Why in the world would he do something like this?

Why didn't he stop, at any of the innumerable chances he had to do so?

And why would anybody play slot machines anyway? Particularly the ones that cost $500 a pull? The only less enjoyable way to dispose of $500 is to have it taken from you by knifepoint, and even that provides a good story to tell later on.

As the host of a weekly news quiz, I have marveled at thousands of stories of people indulging appetites that should have gone ignored. In 2004, conservative Congressman Republican Ed Shrock abruptly resigned, after a website posted an audio recording of this upstanding married family man asking for company, in strangely clinical terms, a gay phone sex line. In 2006, it was finally revealed that Representative Mark Foley, a Republican who spent his work hours on sexual exploitation of children, devoted a considerable number of his private time to that subject, as well.

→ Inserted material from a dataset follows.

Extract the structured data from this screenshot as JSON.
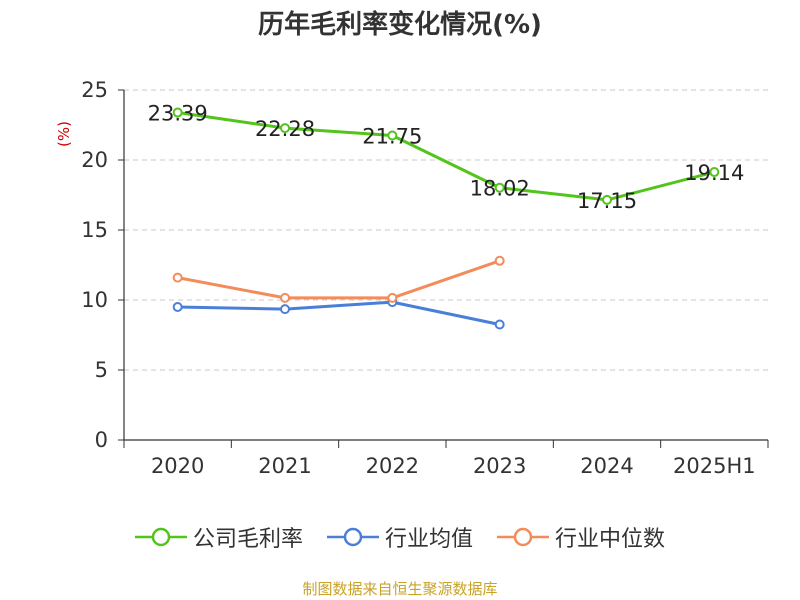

Sinning, of course, is not limited to the halls of power. In Delmont, Pennsylvania, you can drive up to the Climax Gentleman's Club, show your proof of age to an attendant, and then drive forward to a window where you can enjoy a private strip tease, from the comfort of your car, at the rate of $5 a minute. If you're a fan of alcohol, but don't like pesky hangovers, why not try the AWOL (Alcohol Without Liquid) breathable alcohol system, which snoggers you via face mask? Clearly, the better angels of our nature have given up and flown off, saying they needed "to devote more time to their families." Of cherubim.

Two hundred and thirty odd years ago, a progressive thinker of the 18th Century Enlightment envisioned a utopia, and in America we have come near to perfecting it on earth. Where ever the Marquis De Sade is now, he must be proud. I imagine him wandering through the Power Exchange, eyeing the copious bowls of condom and lube, the porn playing in continuous loops on monitors and the walls, and saying, "Truly, this is the paradise that I envisioned... But why does everybody look so confused?"